The Ipsos World Mental Health Day survey, which draws on three years of trend data and covers 31 countries, explores shifts in people’s perceptions of their own mental health, the factors influencing their mental well-being, and how this aligns with the broader healthcare landscape.


Key Findings:


Globally, 78% of respondents consider their mental health equally important as their physical health.


However, only 34% believe their country’s healthcare system treats mental and physical health equally.

People tend to think more about their physical health (71%) than their mental well-being (58%).

South Africans and Brazilians (both 75%) are among the most likely to frequently consider their mental well-being.

In South Korea, 61% of respondents say they don’t think much or never think about their mental well-being.

The survey underscores the significance of mental health, ranking it as the top health concern in Ipsos’ Global Health Service Monitor, surpassing concerns like cancer.

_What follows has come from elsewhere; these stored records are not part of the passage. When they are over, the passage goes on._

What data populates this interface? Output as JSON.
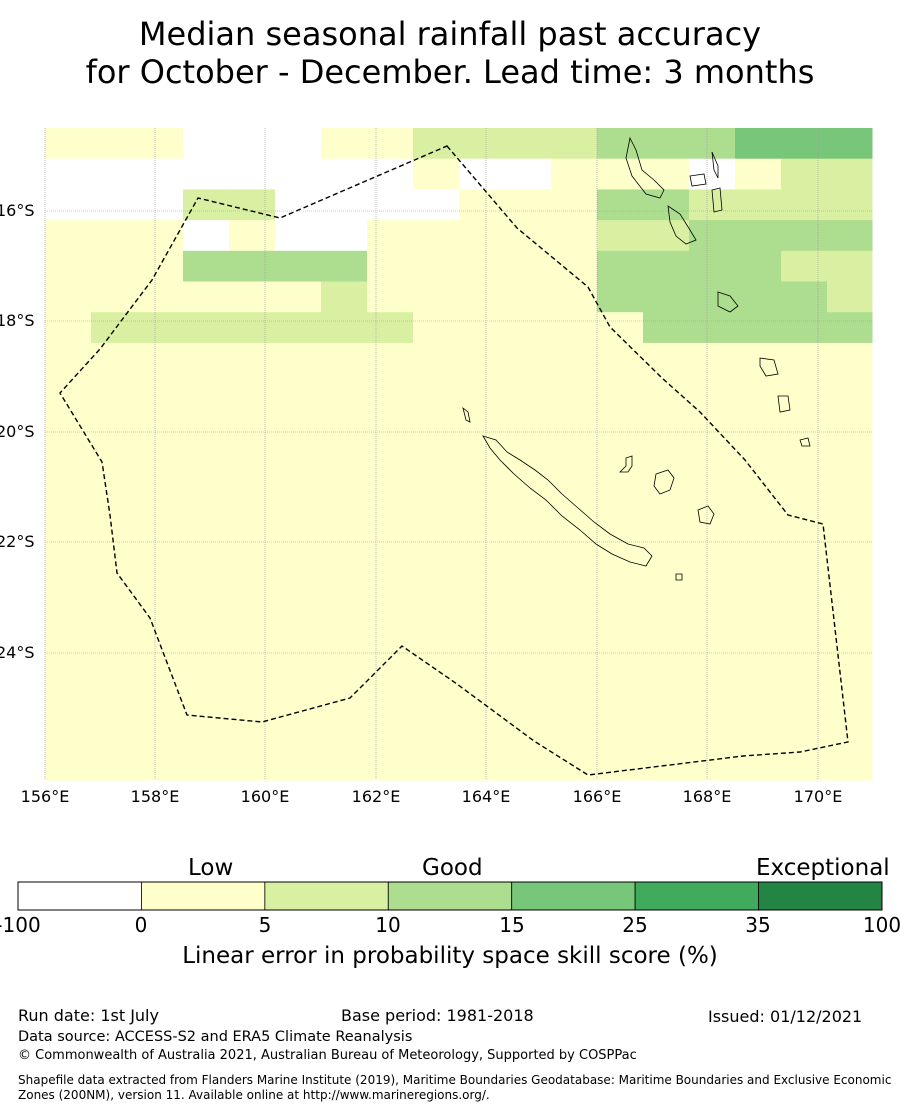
{
  "title": {
    "line1": "Median seasonal rainfall past accuracy",
    "line2": "for October - December. Lead time: 3 months"
  },
  "map": {
    "lat_labels": [
      "16°S",
      "18°S",
      "20°S",
      "22°S",
      "24°S"
    ],
    "lon_labels": [
      "156°E",
      "158°E",
      "160°E",
      "162°E",
      "164°E",
      "166°E",
      "168°E",
      "170°E"
    ],
    "lon_range": [
      156,
      171
    ],
    "lat_range": [
      -14.8,
      -26.6
    ],
    "grid": "dotted",
    "boundary": "dashed maritime boundary (EEZ)",
    "colors": [
      "#ffffff",
      "#ffffcc",
      "#d9f0a3",
      "#addd8e",
      "#78c679",
      "#41ab5d",
      "#238443"
    ],
    "cells": [
      "1111111111000000000001111111122222222222222223333333333334444444444443",
      "000000001010101010000000000010101000000000111111111000011112222122000",
      "001010102222222222200000000000011111111111121133332222222222222222222",
      "11010001000000011100000111111111111111222112222222223333333333333333",
      "11111111113333333333333333111111111111111112233333333333322222222222",
      "11111111111111111111222221111111111111111112233333333333333332222222",
      "1112222222222222222222222221111111111111111111133333333333333333333",
      "11111111111111111111111111111111111111111111111111111111111111111111",
      "1111111111111111111111111111111111111111111111111111111111111111111",
      "1111111111111111111111111111111111111111111111111111111111111111111",
      "1111111111111111111111111111111111111111111111111111111111111111111",
      "1111111111111111111111111111111111111111111111111111111111111111111",
      "1111111111111111111111111111111111111111111111111111111111111111111",
      "1111111111111111111111111111111111111111111111111111111111111111111",
      "1111111111111111111111111111111111111111111111111111111111111111111",
      "1111111111111111111111111111111111111111111111111111111111111111111",
      "1111111111111111111111111111111111111111111111111111111111111111111",
      "1111111111111111111111111111111111111111111111111111111111111111111",
      "1111111111111111111111111111111111111111111111111111111111111111111",
      "1111111111111111111111111111111111111111111111111111111111111111111",
      "1111111111111111111111111111111111111111111111111111111111111111111",
      "1111111111111111111111111111111111111111111111111111111111111111111"
    ]
  },
  "colorbar": {
    "categories": [
      "Low",
      "Good",
      "Exceptional"
    ],
    "ticks": [
      "-100",
      "0",
      "5",
      "10",
      "15",
      "25",
      "35",
      "100"
    ],
    "colors": [
      "#ffffff",
      "#ffffcc",
      "#d9f0a3",
      "#addd8e",
      "#78c679",
      "#41ab5d",
      "#238443"
    ],
    "title": "Linear error in probability space skill score (%)"
  },
  "footer": {
    "run_date": "Run date: 1st July",
    "base_period": "Base period: 1981-2018",
    "issued": "Issued: 01/12/2021",
    "data_source": "Data source: ACCESS-S2 and ERA5 Climate Reanalysis",
    "copyright": "© Commonwealth of Australia 2021, Australian Bureau of Meteorology, Supported by COSPPac",
    "shapefile": "Shapefile data extracted from Flanders Marine Institute (2019), Maritime Boundaries Geodatabase: Maritime Boundaries and Exclusive Economic Zones (200NM), version 11. Available online at http://www.marineregions.org/."
  }
}
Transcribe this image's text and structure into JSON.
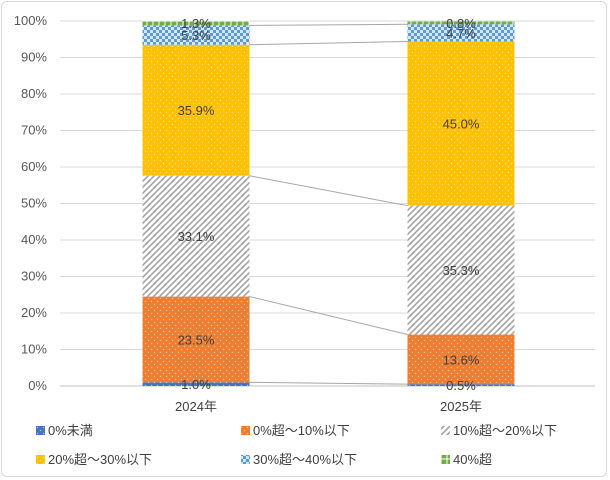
{
  "chart_data": {
    "type": "bar",
    "stacked": true,
    "percent": true,
    "categories": [
      "2024年",
      "2025年"
    ],
    "ylim": [
      0,
      100
    ],
    "yticks": [
      "0%",
      "10%",
      "20%",
      "30%",
      "40%",
      "50%",
      "60%",
      "70%",
      "80%",
      "90%",
      "100%"
    ],
    "grid": true,
    "series_lines": true,
    "legend_position": "bottom",
    "series": [
      {
        "name": "0%未満",
        "values": [
          1.0,
          0.5
        ],
        "labels": [
          "1.0%",
          "0.5%"
        ],
        "color": "#4472c4",
        "pattern": "dots-light"
      },
      {
        "name": "0%超～10%以下",
        "values": [
          23.5,
          13.6
        ],
        "labels": [
          "23.5%",
          "13.6%"
        ],
        "color": "#ed7d31",
        "pattern": "dots-light"
      },
      {
        "name": "10%超～20%以下",
        "values": [
          33.1,
          35.3
        ],
        "labels": [
          "33.1%",
          "35.3%"
        ],
        "color": "#a5a5a5",
        "pattern": "diagonal"
      },
      {
        "name": "20%超～30%以下",
        "values": [
          35.9,
          45.0
        ],
        "labels": [
          "35.9%",
          "45.0%"
        ],
        "color": "#ffc000",
        "pattern": "dots-light"
      },
      {
        "name": "30%超～40%以下",
        "values": [
          5.3,
          4.7
        ],
        "labels": [
          "5.3%",
          "4.7%"
        ],
        "color": "#5b9bd5",
        "pattern": "checker"
      },
      {
        "name": "40%超",
        "values": [
          1.3,
          0.8
        ],
        "labels": [
          "1.3%",
          "0.8%"
        ],
        "color": "#70ad47",
        "pattern": "grid"
      }
    ]
  }
}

Moreover, the report delves into the impact of stress, a growing issue worldwide. Stress is identified as the third most significant health concern in the Ipsos Global Health Service Monitor. According to the World Mental Health Day report:

62% of respondents from 31 countries have experienced stress that significantly affected their daily lives at least once in the past year.

34% have faced such stress on multiple occasions.

31% have felt so stressed in the last 12 months that they couldn’t cope or handle things.

39% have had to take time off work due to stress in the past year, with 18% doing so multiple times.

Notably, women are more likely than men to report the impact of stress on their lives, with 36% of women saying stress has affected their daily life or their ability to cope, compared to 26% of men. Women are also more likely to report feeling depressed almost every day for a couple of weeks or more (30% vs. 24% of men).

Despite the increased awareness of mental health’s importance, the survey reveals disparities in how it is addressed within healthcare systems across the globe. While some countries prioritize mental health equally with physical health, others still face challenges in achieving this balance.